La estadística es tozuda. Y sonrojante. La Solana ganó su último partido el 30 de noviembre (1-0 al Manchego). Por entonces, los amarillos eran octavos con 21 puntos, empatados con el Villarrubia, séptimo. Once goles a favor y solo 4 en contra. Viento en popa a toda vela. Pero la semana siguiente ocurrió algo inesperado, casi surrealista: el entrenador dijo que se marchaba, incluso hizo las maletas y se despidió de todos. Pero los jugadores –especialmente algunos- le pidieron que se quedara. Y se quedó. Era viernes por la mañana, en vísperas de la salida a Illescas. Aquel día, algo se rompió. La junta directiva aceptó el esperpento creyendo que así evitaría males mayores. Pero el equipo ya no sería el mismo. El durísimo 2-5 contra el Marchamalo el 14 de febrero, en pleno carnaval, fue la culminación de una mascarada.
La directiva ya sí lo tuvo claro: había que actuar. Y actuó: cesó al técnico canario. El presidente, Julián Martín-Zarco, tomó el mando y comenzó la búsqueda de un sustituto, a ser posible de perfil alto. Mientras, Vicente Martín-Albo se hizo cargo del equipo y finalmente se decidió confiar en él, en parte a instancias de la propia plantilla. Con nivel 3, el joven técnico solanero asumió el desafío, confiado en la lealtad de los jugadores. Lo intentó, trabajó duro, pero en el campo encontró más de lo mismo. La derrota en Cazalegas (2-1) lo dejó muy tocado. Esperaba bastante más. Esa misma tarde, el presidente reactivó las negociaciones para encontrar nuevo entrenador, y esta vez sí lo encontró. Es pronto para valorar el trabajo de ‘María’ Hernández, hombre curtido en mil batallas y en vestuarios maduros. Bastante tendrá con buscar soluciones en un vestuario ahora mismo pálido, descompuesto, demudado…

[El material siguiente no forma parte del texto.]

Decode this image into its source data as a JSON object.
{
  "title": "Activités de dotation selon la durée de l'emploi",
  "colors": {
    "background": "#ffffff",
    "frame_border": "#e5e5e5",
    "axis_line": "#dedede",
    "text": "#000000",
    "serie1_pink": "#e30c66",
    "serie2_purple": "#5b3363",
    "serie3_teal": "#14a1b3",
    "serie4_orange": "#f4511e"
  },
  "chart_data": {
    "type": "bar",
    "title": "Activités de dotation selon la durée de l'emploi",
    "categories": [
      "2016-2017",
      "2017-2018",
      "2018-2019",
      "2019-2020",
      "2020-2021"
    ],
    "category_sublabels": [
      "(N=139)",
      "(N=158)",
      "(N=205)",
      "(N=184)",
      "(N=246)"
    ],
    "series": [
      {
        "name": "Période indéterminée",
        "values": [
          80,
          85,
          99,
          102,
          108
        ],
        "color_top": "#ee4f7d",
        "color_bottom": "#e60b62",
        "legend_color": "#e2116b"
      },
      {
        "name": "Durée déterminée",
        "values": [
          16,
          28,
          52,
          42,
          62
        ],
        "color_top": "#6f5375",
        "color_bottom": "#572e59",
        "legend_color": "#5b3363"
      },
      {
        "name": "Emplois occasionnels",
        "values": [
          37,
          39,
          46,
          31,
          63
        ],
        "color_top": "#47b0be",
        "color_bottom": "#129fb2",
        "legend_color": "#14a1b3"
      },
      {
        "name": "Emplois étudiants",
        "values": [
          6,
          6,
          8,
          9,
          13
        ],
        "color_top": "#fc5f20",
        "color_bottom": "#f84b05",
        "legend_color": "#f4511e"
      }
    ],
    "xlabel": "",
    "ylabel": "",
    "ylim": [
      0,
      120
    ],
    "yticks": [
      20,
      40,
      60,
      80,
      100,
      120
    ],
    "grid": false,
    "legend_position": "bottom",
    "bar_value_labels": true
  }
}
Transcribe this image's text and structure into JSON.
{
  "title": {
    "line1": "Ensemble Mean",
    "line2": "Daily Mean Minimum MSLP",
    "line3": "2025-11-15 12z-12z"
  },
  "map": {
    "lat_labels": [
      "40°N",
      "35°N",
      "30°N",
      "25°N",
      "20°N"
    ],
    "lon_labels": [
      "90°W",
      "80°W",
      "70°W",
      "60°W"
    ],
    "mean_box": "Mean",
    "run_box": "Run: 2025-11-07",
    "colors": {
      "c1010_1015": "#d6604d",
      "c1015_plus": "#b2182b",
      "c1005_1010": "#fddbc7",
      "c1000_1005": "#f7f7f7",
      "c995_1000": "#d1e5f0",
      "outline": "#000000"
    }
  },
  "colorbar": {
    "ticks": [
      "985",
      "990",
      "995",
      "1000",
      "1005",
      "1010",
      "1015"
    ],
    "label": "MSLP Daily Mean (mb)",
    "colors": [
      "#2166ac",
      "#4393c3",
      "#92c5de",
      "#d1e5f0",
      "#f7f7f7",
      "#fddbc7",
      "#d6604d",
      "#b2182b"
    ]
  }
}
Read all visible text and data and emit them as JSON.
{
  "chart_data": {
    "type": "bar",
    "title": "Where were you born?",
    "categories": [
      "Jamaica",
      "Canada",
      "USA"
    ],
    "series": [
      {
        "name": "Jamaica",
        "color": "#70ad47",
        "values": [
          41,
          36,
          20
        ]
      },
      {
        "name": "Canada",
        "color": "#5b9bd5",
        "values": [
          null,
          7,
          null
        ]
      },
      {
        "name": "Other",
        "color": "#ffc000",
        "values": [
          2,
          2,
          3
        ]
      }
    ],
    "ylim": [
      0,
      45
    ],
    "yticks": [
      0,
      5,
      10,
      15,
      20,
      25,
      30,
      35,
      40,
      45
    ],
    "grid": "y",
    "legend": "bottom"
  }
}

La Solana es, de largo, el peor equipo desde la jornada 13, porque en los siguientes 14 partidos solo ha sumado 7 puntos de 42 posibles, con 7 goles a favor y 23 en contra. Un desastre sin paliativos. Por cierto, solo 6 goles en casa (13 fuera) a estas alturas de liga. A la hora de buscar explicaciones a tal declive deportivo, la labor es titánica. O quizás no. Por un lado, poco se puede reprochar a la directiva, a la que solo le falta hacer el pino para buscar recursos y hacer la vida lo más cómoda posible a sus ‘empleados’. Por otro, la afición ha demostrado, una vez más, que está muy por encima. ¿El césped de La Moheda? No, por favor. Hay quien se pregunta si con un césped natural en buenas condiciones hubiera sido… todavía peor. Basta con recordar la manita del Marchamalo en la ‘alfombra’ del anexo.
Y a pesar de todo, La Solana sigue dependiendo de sí misma. Quedan siete partidos, que serán siete finales. A estas alturas, solo los futbolistas pueden quitar la razón a lo escrito en esta crónica. Ojalá.